Cash collections for April exceeded the monthly target by $45,000, reaching a total of $1,313,000. The total amounts of accounts receivable has been reduced to $650,000. The average length of patient stay increased slightly to 4.0 days as the result of the increased severity of illness index.

Meyer added that the hospital is processing information into TORCH (the Texas Organization of Rural and Community Hospitals) in participation with its benchmarking program.

Significant developments in the next month should include interviewing and possibly hiring a Chief Financial Officer, continuing work on inventorying, the start of work for the new Chief Executive Officer on May 30 and CPA Bill Parrish meeting with the physicians and administration regarding Clinic operations.

Nursing Report

Chief Nursing Officer Shannon Steigleder discussed laboratory operations, now under the supervision of Sarah Anderson, noting that it had been surveyed in the past month by the Texas Department of Health and passed, although with some minor deficiencies.

Steigleder added that once the written report has been received that an action plan will be developed to address the minor deficiencies, which mainly involved documentation. The laboratory performed 8,971 billable procedures during April.

Steigleder reported that the hospital was in the early stages of an 18 month process for being recertified as providing Level IV trauma care. She noted that it involved much paperwork and required rewrites of trauma care protocols.

Steigleder stressed the importance of the Level IV designation to federal funding, adding that it amounted to around $150,000 annually. She reiterated that ambulance transport capabilities play a big role in the designation.

Steigleder said that the hospital's Health Fair had an overwhelming turnout with many patients having to be rescheduled for their screening tests at a later time. She also reported on the recent mock crash conducted at DeLeon High School, noting that it had been very successful despite threatening weather.

Financial Report

Interim Chief Financial Officer Jim Gardner noted that revenues for the month of April were up to almost the highest level of the year. Operating expenses were down slightly with salaries remaining flat.

Full time equivalent employee numbers have been relatively flat in the last couple months at around 195. Days of accounts receivable were up due to primarily to increased revenues. Accounts payable were up slightly, but only slightly, at just over $800,000.

Gardner said cash balances were in pretty good shape with $1.1 million in total available cash and near-cash liquid assets.

The hospital reported a profit of $262,000 for April, bringing the 10-month year-to-date net results to a $70,000 profit. Cash flow has been good, since over $950,000 of non-cash depreciation expense is taken out in calculating net income.

Gardner discussed budget preparations for the coming next fiscal year which begins on July 1. He referred the Board to a draft schedule of budgeted salaries for FY 2008 totalling slightly over $6.5 million, down almost $1 million from the projection for FY 2007.
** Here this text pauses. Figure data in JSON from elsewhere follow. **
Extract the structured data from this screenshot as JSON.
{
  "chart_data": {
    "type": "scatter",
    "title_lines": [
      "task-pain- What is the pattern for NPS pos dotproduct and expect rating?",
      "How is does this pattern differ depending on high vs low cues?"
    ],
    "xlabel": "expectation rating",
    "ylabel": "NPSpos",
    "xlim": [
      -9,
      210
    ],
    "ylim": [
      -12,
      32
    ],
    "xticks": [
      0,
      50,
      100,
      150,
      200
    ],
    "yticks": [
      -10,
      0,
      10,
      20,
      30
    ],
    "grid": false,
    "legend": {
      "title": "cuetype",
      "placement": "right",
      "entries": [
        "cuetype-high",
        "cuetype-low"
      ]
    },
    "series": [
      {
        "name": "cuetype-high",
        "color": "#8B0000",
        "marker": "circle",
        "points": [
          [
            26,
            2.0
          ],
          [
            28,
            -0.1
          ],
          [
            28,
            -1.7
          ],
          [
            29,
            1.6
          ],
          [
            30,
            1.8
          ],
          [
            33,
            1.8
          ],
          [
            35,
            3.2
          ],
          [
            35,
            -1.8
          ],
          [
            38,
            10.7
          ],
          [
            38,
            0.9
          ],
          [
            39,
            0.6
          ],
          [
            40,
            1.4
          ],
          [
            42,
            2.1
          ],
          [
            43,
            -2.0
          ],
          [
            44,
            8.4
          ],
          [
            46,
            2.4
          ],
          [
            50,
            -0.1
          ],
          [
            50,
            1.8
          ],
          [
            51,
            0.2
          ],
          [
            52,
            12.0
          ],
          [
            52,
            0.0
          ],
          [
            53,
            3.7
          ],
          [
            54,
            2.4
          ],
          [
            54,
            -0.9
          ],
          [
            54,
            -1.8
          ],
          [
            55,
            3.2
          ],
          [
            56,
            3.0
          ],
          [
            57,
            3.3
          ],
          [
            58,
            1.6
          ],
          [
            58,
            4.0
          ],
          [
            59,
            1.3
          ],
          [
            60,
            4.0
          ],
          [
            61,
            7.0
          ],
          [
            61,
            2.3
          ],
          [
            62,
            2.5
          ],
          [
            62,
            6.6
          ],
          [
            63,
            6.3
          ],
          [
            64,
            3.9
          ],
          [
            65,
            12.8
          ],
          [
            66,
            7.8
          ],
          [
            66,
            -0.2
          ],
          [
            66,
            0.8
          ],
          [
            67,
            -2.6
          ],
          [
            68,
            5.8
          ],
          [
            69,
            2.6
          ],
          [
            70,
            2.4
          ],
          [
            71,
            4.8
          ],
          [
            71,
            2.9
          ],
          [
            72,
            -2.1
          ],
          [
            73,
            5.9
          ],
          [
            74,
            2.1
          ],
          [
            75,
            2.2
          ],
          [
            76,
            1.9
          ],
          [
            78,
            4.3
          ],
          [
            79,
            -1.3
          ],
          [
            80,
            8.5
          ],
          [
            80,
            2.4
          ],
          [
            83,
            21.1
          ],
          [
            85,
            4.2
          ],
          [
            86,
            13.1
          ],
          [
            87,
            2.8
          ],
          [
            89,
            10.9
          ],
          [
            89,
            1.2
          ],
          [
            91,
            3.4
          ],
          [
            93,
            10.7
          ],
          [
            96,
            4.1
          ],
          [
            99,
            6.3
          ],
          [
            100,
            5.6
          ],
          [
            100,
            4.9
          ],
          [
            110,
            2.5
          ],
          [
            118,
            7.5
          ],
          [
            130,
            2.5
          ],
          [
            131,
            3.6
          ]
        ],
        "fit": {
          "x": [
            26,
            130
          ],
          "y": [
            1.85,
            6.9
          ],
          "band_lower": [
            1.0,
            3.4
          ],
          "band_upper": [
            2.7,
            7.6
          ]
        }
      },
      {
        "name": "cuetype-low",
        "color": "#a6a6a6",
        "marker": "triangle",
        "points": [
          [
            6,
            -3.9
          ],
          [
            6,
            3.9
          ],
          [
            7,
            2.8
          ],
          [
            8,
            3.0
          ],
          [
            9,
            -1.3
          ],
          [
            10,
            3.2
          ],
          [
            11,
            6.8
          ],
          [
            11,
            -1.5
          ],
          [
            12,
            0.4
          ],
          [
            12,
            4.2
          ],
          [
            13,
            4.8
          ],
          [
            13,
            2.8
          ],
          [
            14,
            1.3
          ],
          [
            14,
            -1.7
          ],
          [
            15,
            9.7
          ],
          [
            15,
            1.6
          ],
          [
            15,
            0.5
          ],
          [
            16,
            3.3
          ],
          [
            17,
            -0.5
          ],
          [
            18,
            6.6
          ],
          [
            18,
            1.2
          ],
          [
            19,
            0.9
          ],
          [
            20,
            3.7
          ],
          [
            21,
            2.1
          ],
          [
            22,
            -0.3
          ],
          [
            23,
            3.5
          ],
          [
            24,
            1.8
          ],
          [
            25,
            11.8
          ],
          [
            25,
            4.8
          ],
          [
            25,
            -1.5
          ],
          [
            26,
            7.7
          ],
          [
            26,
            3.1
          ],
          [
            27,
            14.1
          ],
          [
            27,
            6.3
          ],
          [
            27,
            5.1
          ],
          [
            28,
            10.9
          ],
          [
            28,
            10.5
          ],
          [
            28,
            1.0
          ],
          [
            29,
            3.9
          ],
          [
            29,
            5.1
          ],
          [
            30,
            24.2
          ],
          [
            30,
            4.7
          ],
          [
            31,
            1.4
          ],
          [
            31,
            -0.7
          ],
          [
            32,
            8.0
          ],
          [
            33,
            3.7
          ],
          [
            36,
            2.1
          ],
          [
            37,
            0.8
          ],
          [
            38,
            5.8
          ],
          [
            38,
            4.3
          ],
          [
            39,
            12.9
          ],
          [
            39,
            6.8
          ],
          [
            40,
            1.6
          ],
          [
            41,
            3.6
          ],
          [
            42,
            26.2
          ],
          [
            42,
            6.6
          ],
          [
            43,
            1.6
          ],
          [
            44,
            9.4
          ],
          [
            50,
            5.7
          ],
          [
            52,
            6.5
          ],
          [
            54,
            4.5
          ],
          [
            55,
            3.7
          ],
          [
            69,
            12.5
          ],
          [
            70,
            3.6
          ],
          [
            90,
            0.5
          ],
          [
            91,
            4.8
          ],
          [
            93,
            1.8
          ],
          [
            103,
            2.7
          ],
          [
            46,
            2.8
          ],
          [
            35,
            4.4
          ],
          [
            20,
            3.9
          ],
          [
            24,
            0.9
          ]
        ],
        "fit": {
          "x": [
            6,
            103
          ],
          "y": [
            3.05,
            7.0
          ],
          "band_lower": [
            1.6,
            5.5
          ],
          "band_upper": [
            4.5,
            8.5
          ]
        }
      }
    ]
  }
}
Gardner noted that the schedule included a 2% salary increase to be granted each employee in the month of their employment anniversary. The number of FTE's budgeted was around 196. The FTE's at the start of FY 2007 were 236.

Gardner said he expected to have a proposed budget for the Board to review and approve at their next regular monthly meeting, which would possibly be his last meeting.

Next Board Meeting

The Board then discussed having a special meeting prior to its next regular meeting on the fourth Tuesday of June.

They discussed and agreed to meet at 9:00 a.m. on June 7, immediately prior to a reception that the Healthcare Foundation will host for hospital donors.